Most people will tell you that if you start going to the gym at a younger age and do some lifting, it might stunt your growth. However, this is nothing but a misconception – lifting at a younger age doesn’t necessarily affect your growth negatively, but it might even benefit you in the end.
This misconception likely came from studies that conclude how children doing hard labor end up having a shorter stature than those who didn’t do such labor. However, child labor often comes with a lack of food and nourishment, which, we think, was the soundest reason why the children didn’t grow well.
Food and exercise go together – proper nutrition is crucial when you want to build muscle and get stronger. Without proper food, children, teens, and adults who want to go to the gym won’t grow and develop well.
Another misconception with height is that we often see weight lifters being shorter than most people. That’s mostly because they have shorter arms and legs, which allow them to do workouts faster than those with taller statures (longer arms and legs); hence they get stronger due to their short height.
With that in mind, exactly when can a youngster go to the gym, perform exercises, and lift weights? Let’s find out below:
At what age can you go to the gym?
According to the American College of Sports Medicine, you can safely go to the gym as soon as you turn 13 years old and have sufficient training for lifting.
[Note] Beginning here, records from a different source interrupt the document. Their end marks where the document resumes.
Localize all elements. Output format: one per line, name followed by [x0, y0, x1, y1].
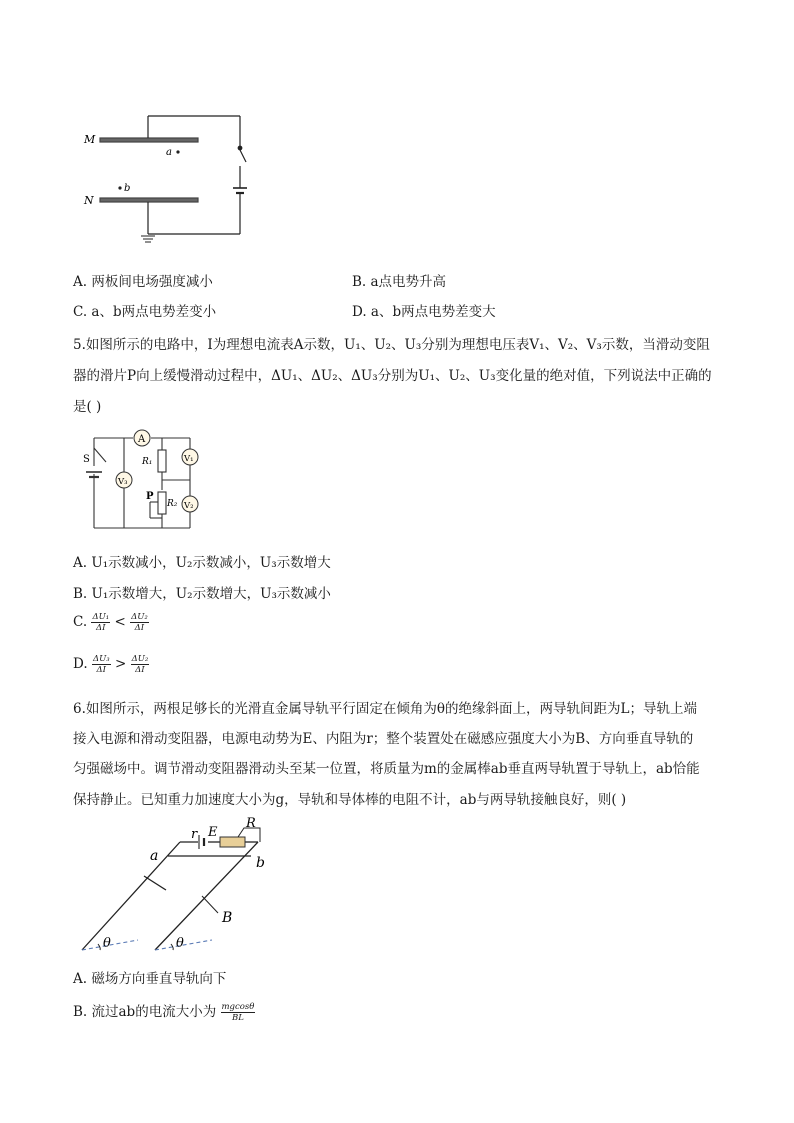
emf-e-label: E [208, 825, 218, 840]
q4-option-a: A. 两板间电场强度减小 [73, 274, 213, 290]
point-b-label: b [256, 855, 265, 871]
point-a-label: a [166, 147, 172, 158]
q6-option-b: B. 流过ab的电流大小为 $\frac{mgcos\theta}{BL}$ [73, 1002, 255, 1023]
q5-option-b: B. U₁示数增大，U₂示数增大，U₃示数减小 [73, 586, 331, 602]
capacitor-figure [80, 108, 260, 248]
q5-stem-line-2: 器的滑片P向上缓慢滑动过程中，ΔU₁、ΔU₂、ΔU₃分别为U₁、U₂、U₃变化量的绝对值，下列说法中正确的 [73, 368, 712, 384]
q6-option-a: A. 磁场方向垂直导轨向下 [73, 971, 227, 987]
plate-m-label: M [84, 133, 96, 146]
v1-label: V₁ [184, 454, 194, 464]
point-a-label: a [150, 848, 159, 864]
q5-stem-line-3: 是( ) [73, 399, 102, 415]
q4-option-b: B. a点电势升高 [352, 274, 447, 290]
v2-label: V₂ [184, 501, 194, 511]
q5-option-d: D. $\frac{\text{ΔU₃}}{\Delta I}$ > $\frac{\text{ΔU₂}}{\Delta I}$ [73, 654, 149, 675]
rheostat-r-label: R [246, 816, 256, 831]
slider-p-label: P [146, 491, 154, 502]
q6-stem-line-1: 6.如图所示，两根足够长的光滑直金属导轨平行固定在倾角为θ的绝缘斜面上，两导轨间距为L；导轨上端 [73, 701, 697, 717]
q5-option-a: A. U₁示数减小，U₂示数减小，U₃示数增大 [73, 555, 331, 571]
plate-n-label: N [84, 194, 94, 207]
q5-option-c: C. $\frac{\text{ΔU₁}}{\Delta I}$ < $\frac{\text{ΔU₂}}{\Delta I}$ [73, 612, 148, 633]
v3-label: V₃ [118, 477, 128, 487]
internal-r-label: r [191, 827, 198, 842]
angle-theta-right: θ [176, 936, 184, 951]
angle-theta-left: θ [103, 936, 111, 951]
q5-stem-line-1: 5.如图所示的电路中，I为理想电流表A示数，U₁、U₂、U₃分别为理想电压表V₁、V₂、V₃示数，当滑动变阻 [73, 337, 710, 353]
q4-option-d: D. a、b两点电势差变大 [352, 304, 496, 320]
q4-option-c: C. a、b两点电势差变小 [73, 304, 217, 320]
q6-stem-line-3: 匀强磁场中。调节滑动变阻器滑动头至某一位置，将质量为m的金属棒ab垂直两导轨置于导轨上，ab恰能 [73, 761, 700, 777]
r1-label: R₁ [142, 457, 153, 467]
ammeter-label: A [138, 434, 146, 445]
q6-stem-line-2: 接入电源和滑动变阻器，电源电动势为E、内阻为r；整个装置处在磁感应强度大小为B、方向垂直导轨的 [73, 731, 694, 747]
switch-label: S [83, 454, 90, 465]
rail-figure [70, 812, 280, 962]
point-b-label: b [124, 183, 131, 194]
r2-label: R₂ [167, 499, 178, 509]
field-b-label: B [222, 910, 233, 926]
circuit-figure [78, 422, 218, 534]
q6-stem-line-4: 保持静止。已知重力加速度大小为g，导轨和导体棒的电阻不计，ab与两导轨接触良好，则( ) [73, 792, 627, 808]
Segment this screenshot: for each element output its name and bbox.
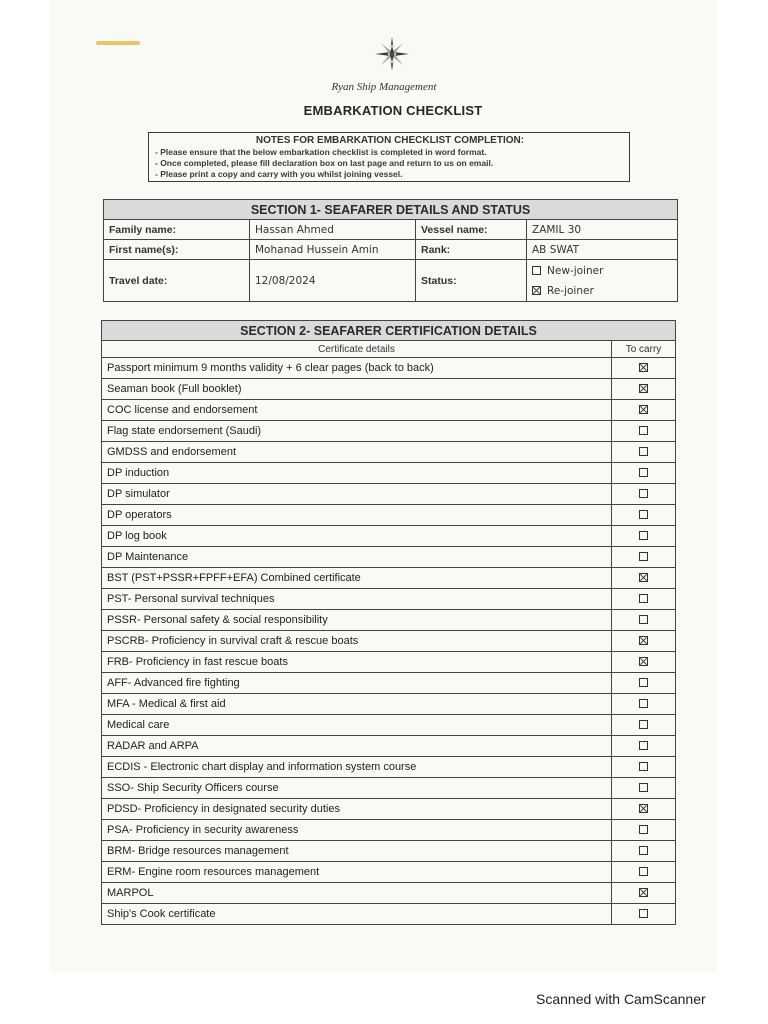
certificate-name: BRM- Bridge resources management [102,841,612,862]
page-margin [717,0,768,972]
certificate-name: PSCRB- Proficiency in survival craft & rescue boats [102,631,612,652]
certificate-name: RADAR and ARPA [102,736,612,757]
certificate-name: GMDSS and endorsement [102,442,612,463]
section1-table [103,199,678,302]
first-name-value[interactable]: Mohanad Hussein Amin [250,240,416,260]
table-row [102,904,676,925]
empty-checkbox[interactable] [639,489,648,498]
table-row [102,442,676,463]
carry-cell [612,862,676,883]
status-options [527,260,678,302]
carry-cell [612,505,676,526]
certificate-name: AFF- Advanced fire fighting [102,673,612,694]
table-row [102,379,676,400]
carry-cell [612,379,676,400]
empty-checkbox[interactable] [639,510,648,519]
carry-cell [612,400,676,421]
carry-cell [612,883,676,904]
carry-cell [612,673,676,694]
certificate-name: BST (PST+PSSR+FPFF+EFA) Combined certificate [102,568,612,589]
certificate-column-header: Certificate details [102,341,612,358]
status-option-label: Re-joiner [547,284,594,297]
table-row [102,589,676,610]
certificate-name: Flag state endorsement (Saudi) [102,421,612,442]
empty-checkbox[interactable] [639,552,648,561]
table-row [102,526,676,547]
table-row [102,652,676,673]
table-row [102,484,676,505]
certificate-name: DP induction [102,463,612,484]
empty-checkbox[interactable] [639,762,648,771]
carry-cell [612,694,676,715]
empty-checkbox[interactable] [639,699,648,708]
carry-cell [612,589,676,610]
section1-title: SECTION 1- SEAFARER DETAILS AND STATUS [104,200,678,220]
table-row [102,736,676,757]
carry-cell [612,652,676,673]
table-row [102,631,676,652]
certificate-name: MARPOL [102,883,612,904]
certificate-name: DP operators [102,505,612,526]
certificate-name: Ship's Cook certificate [102,904,612,925]
table-row [102,547,676,568]
highlighter-mark [96,41,140,45]
checked-checkbox[interactable] [639,363,648,372]
checked-checkbox[interactable] [639,888,648,897]
empty-checkbox[interactable] [639,825,648,834]
table-row [102,715,676,736]
compass-star-icon [374,36,410,72]
certificate-name: FRB- Proficiency in fast rescue boats [102,652,612,673]
carry-cell [612,757,676,778]
carry-cell [612,547,676,568]
carry-cell [612,526,676,547]
travel-date-label: Travel date: [104,260,250,302]
certificate-name: PST- Personal survival techniques [102,589,612,610]
empty-checkbox[interactable] [639,615,648,624]
certificate-name: Passport minimum 9 months validity + 6 clear pages (back to back) [102,358,612,379]
section2-table [101,320,676,925]
section2-title: SECTION 2- SEAFARER CERTIFICATION DETAILS [102,321,676,341]
family-name-label: Family name: [104,220,250,240]
empty-checkbox[interactable] [639,783,648,792]
notes-line: - Please ensure that the below embarkation checklist is completed in word format. [155,147,487,157]
carry-cell [612,568,676,589]
checked-checkbox[interactable] [639,657,648,666]
status-option-re-joiner[interactable] [532,281,672,301]
notes-title: NOTES FOR EMBARKATION CHECKLIST COMPLETION: [255,135,525,146]
company-name: Ryan Ship Management [331,81,437,93]
travel-date-value[interactable]: 12/08/2024 [250,260,416,302]
checked-checkbox[interactable] [639,405,648,414]
table-row [102,799,676,820]
carry-cell [612,715,676,736]
certificate-name: Seaman book (Full booklet) [102,379,612,400]
checkbox[interactable] [532,286,541,295]
carry-column-header: To carry [612,341,676,358]
notes-line: - Please print a copy and carry with you whilst joining vessel. [155,169,403,179]
checked-checkbox[interactable] [639,384,648,393]
vessel-name-label: Vessel name: [416,220,527,240]
certificate-name: COC license and endorsement [102,400,612,421]
empty-checkbox[interactable] [639,447,648,456]
carry-cell [612,358,676,379]
notes-line: - Once completed, please fill declaration box on last page and return to us on email. [155,158,494,168]
carry-cell [612,463,676,484]
vessel-name-value[interactable]: ZAMIL 30 [527,220,678,240]
document-title: EMBARKATION CHECKLIST [303,103,483,118]
table-row [102,505,676,526]
status-label: Status: [416,260,527,302]
checkbox[interactable] [532,266,541,275]
empty-checkbox[interactable] [639,468,648,477]
empty-checkbox[interactable] [639,867,648,876]
carry-cell [612,610,676,631]
table-row [102,820,676,841]
table-row [102,400,676,421]
carry-cell [612,778,676,799]
status-option-label: New-joiner [547,264,604,277]
table-row [102,694,676,715]
empty-checkbox[interactable] [639,594,648,603]
empty-checkbox[interactable] [639,426,648,435]
certificate-name: PSSR- Personal safety & social responsibility [102,610,612,631]
table-row [102,568,676,589]
empty-checkbox[interactable] [639,846,648,855]
carry-cell [612,820,676,841]
table-row [102,778,676,799]
status-option-new-joiner[interactable] [532,261,672,281]
table-row [102,883,676,904]
table-row [102,673,676,694]
checked-checkbox[interactable] [639,636,648,645]
certificate-name: MFA - Medical & first aid [102,694,612,715]
certificate-name: ECDIS - Electronic chart display and information system course [102,757,612,778]
notes-box [148,132,630,182]
empty-checkbox[interactable] [639,909,648,918]
table-row [102,757,676,778]
certificate-name: DP Maintenance [102,547,612,568]
checked-checkbox[interactable] [639,573,648,582]
carry-cell [612,904,676,925]
carry-cell [612,841,676,862]
carry-cell [612,484,676,505]
table-row [102,862,676,883]
table-row [102,463,676,484]
family-name-value[interactable]: Hassan Ahmed [250,220,416,240]
carry-cell [612,799,676,820]
carry-cell [612,631,676,652]
certificate-name: PDSD- Proficiency in designated security duties [102,799,612,820]
certificate-name: DP simulator [102,484,612,505]
table-row [102,421,676,442]
certificate-name: SSO- Ship Security Officers course [102,778,612,799]
certificate-name: ERM- Engine room resources management [102,862,612,883]
certificate-name: PSA- Proficiency in security awareness [102,820,612,841]
empty-checkbox[interactable] [639,678,648,687]
table-row [102,358,676,379]
rank-value[interactable]: AB SWAT [527,240,678,260]
carry-cell [612,421,676,442]
certificate-name: DP log book [102,526,612,547]
first-name-label: First name(s): [104,240,250,260]
empty-checkbox[interactable] [639,720,648,729]
table-row [102,841,676,862]
certificate-name: Medical care [102,715,612,736]
rank-label: Rank: [416,240,527,260]
checked-checkbox[interactable] [639,804,648,813]
carry-cell [612,736,676,757]
table-row [102,610,676,631]
scanner-watermark: Scanned with CamScanner [536,991,706,1007]
carry-cell [612,442,676,463]
empty-checkbox[interactable] [639,531,648,540]
empty-checkbox[interactable] [639,741,648,750]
Muscle gains won’t be visible by this time but at the very least, children/teens will get stronger and enhance their endurance by lifting.
As we mentioned above, lifting does not stunt your growth at all. Weight lifters who are short were short likely because of their genes and that has nothing to do with lifting weights at all. What can stunt your growth is the lack of nutrition and sleep.
As long as the youngster can follow directions properly and only lift weights that are appropriate for their age, they should be fine. After all, lifting weights that are too much for them will cause harm to their body – which is the least you want.
If you want your youngster to hit the gym, always have an expert trainer to keep an eye out for them and instruct them on the proper form when they lift. The same is true for various other exercises – they need to be monitored so that they don’t get injuries from going to the gym.
However, if your child will not lift and they will just do exercises, your child can go to the gym as soon as they can walk properly or it depends on the gym’s age restrictions. Gym activities are not restricted to weights and machines – there are yoga classes and even other fun physical activities for them.
Pointers in lifting for kids and teens
Children and teens should always be on the safe side of lifting since their muscles and bones are not that strong yet. Here are the pointers that you need to remember if you want your little one to try hitting the gym for the first time:
Get a trained professional
If your children or teens want to try out lifting, they should be properly monitored by a certified trainer or physical therapist. Kids are not like adults when it comes to bone and muscle strength, as well as coordination, so they need extra care when doing workouts.
Always do warm-ups
As with any kind of exercise routine for kids, always teach them to do warm-ups before they do any kind of lifting or workout. Stretching and other types of warm-ups will do just fine. Warm-ups will help you not get strained muscles or injuries.
Have your kids join other physical activities
If your kids also do other sports such as swimming, track and field, basketball, and the like, they will get better when it comes to lifting. The added strength and endurance coming from playing those sports will help them a lot.
If there are gym programs in your locality that enroll kids and teens in a multitude of other physical activities that includes weight lifting and others, why not try that? It will also teach your children how to socialize properly and help them make new friends.
Focus more on higher reps but lower weight
Children cannot do higher weights at the time, which is why they need to focus more on the reps first. By helping your little one get used to many reps, adding the weight will be less stressful to them.
Add weights responsibly
Be sure to have your child or teen learn exercises correctly and properly before they move to the next level of weights. As said above, injuries will happen if your child or teen doesn’t lift the right amount of weight appropriate for their age, height, weight, and fitness level.
Don’t allow younger children to lift weights
As we stated above, children should be at least 13 years of age and supervised by a responsible adult and preferably a trained professional. You don’t want your 7-year-old or toddler nosing around the dumbbells at the gym or in your home! Instead, you can give them other softer exercises for their age.
Assess the child’s willingness to exercise and/or lift
There’s no point in getting your 13-year-old to try lifting if they are simply not in the mood or have the right mindset. Lifting, like any other exercise, should be done by the person if they like it. Don’t force them into something that they don’t want to do because it will only result in an improper form and injuries.
As a whole, nearly any kid can go to the gym – but it depends on the type of workout you want them to do. Lifting should be done by much older kids because it will be harsh on your child’s muscles and bones. Talk to your gym trainer to get an assessment on which workouts are more suitable for your kid.